Ocorre que este não vem sendo o alcance dados pelos Tribunais, os quais têm o ampliado in pejus ao trabalhador, abarcando, ainda, o uso de telefones celulares, por exemplo.
Com efeito, recorde-se o dever o intérprete de decifrar o conteúdo da norma no processo de sua aplicação, na medida em que "o direito é alográfico (...) porque o texto normativo não se completa no sentido nele impresso pelo legislador", segundo as palavras do Ministro do STF Eros Grau, concluindo "que a ‘completude’ do texto somente é atingida quando o sentido por ele expressado é produzido, como nova forma de expressão, pelo intérprete." [07]
Fazendo-se uma leitura do art. 244, §2º, da CLT em consonância com a atual tecnologia dos meios de comunicação, conclui-se que o cerne de seu suporte fático não mais corresponde ao aguardo de ordens pelo trabalhador em sua residência, por meio de escala.
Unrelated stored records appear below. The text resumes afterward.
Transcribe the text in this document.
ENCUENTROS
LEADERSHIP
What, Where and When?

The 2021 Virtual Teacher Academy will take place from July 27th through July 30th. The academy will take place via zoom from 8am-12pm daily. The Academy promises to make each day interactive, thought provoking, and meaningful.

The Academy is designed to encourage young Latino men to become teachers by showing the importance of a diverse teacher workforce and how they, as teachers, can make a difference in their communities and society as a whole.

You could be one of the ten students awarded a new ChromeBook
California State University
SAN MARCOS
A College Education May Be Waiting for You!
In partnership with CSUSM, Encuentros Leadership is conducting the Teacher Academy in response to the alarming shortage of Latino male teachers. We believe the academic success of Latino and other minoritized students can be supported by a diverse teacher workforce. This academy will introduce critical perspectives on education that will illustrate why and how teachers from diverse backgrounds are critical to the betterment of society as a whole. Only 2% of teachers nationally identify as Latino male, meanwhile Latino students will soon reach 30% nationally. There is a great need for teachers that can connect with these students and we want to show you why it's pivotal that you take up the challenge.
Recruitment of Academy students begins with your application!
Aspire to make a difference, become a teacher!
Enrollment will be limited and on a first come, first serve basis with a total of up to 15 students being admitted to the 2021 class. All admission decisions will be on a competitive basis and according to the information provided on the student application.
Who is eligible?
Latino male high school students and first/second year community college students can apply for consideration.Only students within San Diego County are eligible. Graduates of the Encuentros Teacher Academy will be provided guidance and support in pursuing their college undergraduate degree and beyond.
Representa, na realidade, a limitação do direito de livre disposição do tempo alheio à jornada, pela ampliação do poder de comando do empregador, mesmo em caráter atenuado. Além disso, ocorre o impedimento da fruição do efetivo descanso, sem a assunção pelo tomador de serviços do respectivo ônus econômico.
Não bastasse o aspecto financeiro, a desconsideração da nova realidade em que cumprido o regime sobreaviso, acarreta, ainda, prejuízos à saúde, pelos riscos decorrentes da frustração do repouso, pela inobservância do período máximo de 24h fixado no próprio art. 244, §2º, da CLT.
Sobre a matéria, a Organização Mundial da Saúde – OMS indica como principais fatores de produção de stress no trabalho o cumprimento de jornadas imprevisíveis, fora do horário normal ou em turnos mal concebidos, dando ensejo a comportamentos disfuncionais e não-habituais e, em situações de maior gravidade, causando problemas psíquicos irreversíveis e incapacitantes para o trabalho. [08]
Existe, inclusive, na Classificação Estatística Internacional de Doenças e Problemas Relacionados à Saúde a descrição de inúmeras moléstias geradas por disfunções atinentes ao trabalho, por sua penosidade (Z56.3) e outras dificuldades físicas e mentais daí oriundas (Z56.6). [09]
Inevitáveis, ainda, as perdas humanas e econômicas a toda a sociedade, pelo adoecimento de uma extensa gama de trabalhadores, onerando os cofres públicos, pelo dever do Estado de arcar com o pagamento de benefícios previdenciários, por incapacidades temporárias ou definitivas, na forma estabelecida no art. 195 da Constituição.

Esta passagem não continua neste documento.